The purpose of this project is to design and implement a novel storage de-duplication framework for serverless platform in order to improve overall throughput of the platform.
The final product of this project will be a de-duplication service that leverages application-aware semantic-equivalence to identify duplicate data at storage system and avoids redundant invocation of functions on servers. Main goals include:
- Define and implement specialized data curation techniques
- Optimize de-duplication data structure and indexing
- Perform data and event de-duplication to avoid redundant execution of stateless functions
This section describes the principal user roles of the project together with the key characteristics of these roles. This information will inform the design and the user scenarios. A complete set of roles helps in ensuring that high-level requirements can be identified in the product backlog.
This framework will be used by researchers from BU, MIT, NEU, Harvard ,UMass and the paying users of MOC(economic save).
It does not target:
MOC admin users, who will work against the command line.
Administrators of cloud services, who will continue to use the services of serverless functions.
It targets :
The openwhisk platform on MOC
End users who just submits the stateless functions for executions without worrying internal details as it saves them money by saving the functions calls in an instance.
What will be delivered?
-
Presents a faster framework for cloud providers:
-
For providers who mostly deal with data generated from external end-points like IoT devices, cloud systems monitors, weather sensors, social media, mobile devices, etc
-
By avoiding container startup latency: Since most platforms execute stateless functions inside containers, eliminating redundant activation of functions results in low latency.
-
-
Presents a framework for increasing “performance/cost” for end-users:
-
End-users will use this framework indirectly which will, in turn, decrease the application cost for them since this framework increases throughput.
-
Availability to increase throughput more by offering user to define PoVs: PoVs(Point of Variability) are parts of the data that is not important for the execution and should be ignored such as metadata. Availability of letting user choose those points allows a more fine-grained de-duplication.
-
-
Scalability: This novel storage de-duplication framework is designed and will be implemented for serverless execution model which in principle is flexible regarding scaling. An application can be scaled automatically or by adjusting its capacity through toggling the units of consumption.
-
Security: Security can be ensured by writing secure application code and tight access control over source code.

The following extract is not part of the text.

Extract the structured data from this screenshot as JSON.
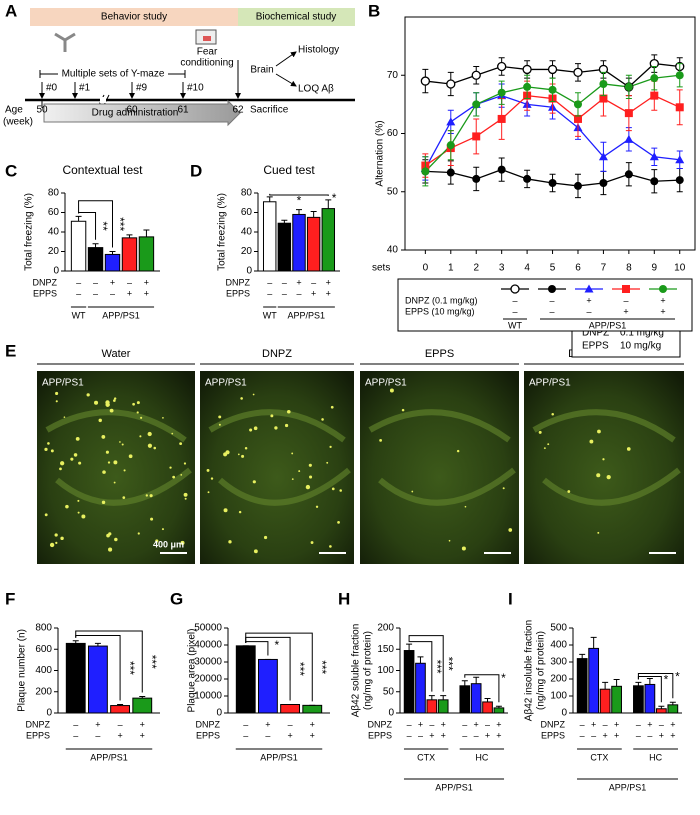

What will not be delivered?
-
This framework does not help save storage space since for every new data coming original data is stored multiple times.
-
This system can only be implemented on storage closed-loop functions, which takes data from data storage and writes the result again to the data storage. However, external stimuli functions are not the part of this de-duplication design because they take their data from storage but then trigger external events.
This section provides a high-level outline of the solution.
Global Architectural Structure Of the Project:
This section provides a high-level architecture or a conceptual diagram showing the scope of the solution. If wireframes or visuals have already been done, this section could also be used to show how the intended solution will look. This section also provides a walkthrough explanation of the architectural structure.
Design Implications and Discussion:
The picture shows the overall architecture for Sanity System.
- Data Storage has the actual data from the multiple live running containers without any annotations or filtering.
- Data Curation filters each data event using either POV/filter based duplication. Then, it checks the checksum for each incoming data.
- Sanity Controller indexes each event into the hashmap which identifies if the event is duplicate for a function. If the event is duplicate, it gets the output reference for the result from the earlier invocation.
- Function Rule Map stores the rules to associate data events with respective functions.
- Function dupMap maintains checksum of all unique input data processed by each function
Minimum acceptance criteria is to prevent data duplication which in turn would prevent event duplication.
The stretch goals are:
Scale this to a distributed platform
(Temporary plan)
Sprint 1:
Familiarizing ourselves with the existing OpenWhisk architecture and how it will be integrated with MOC.
Getting insights into the existing prototype developed by the mentor.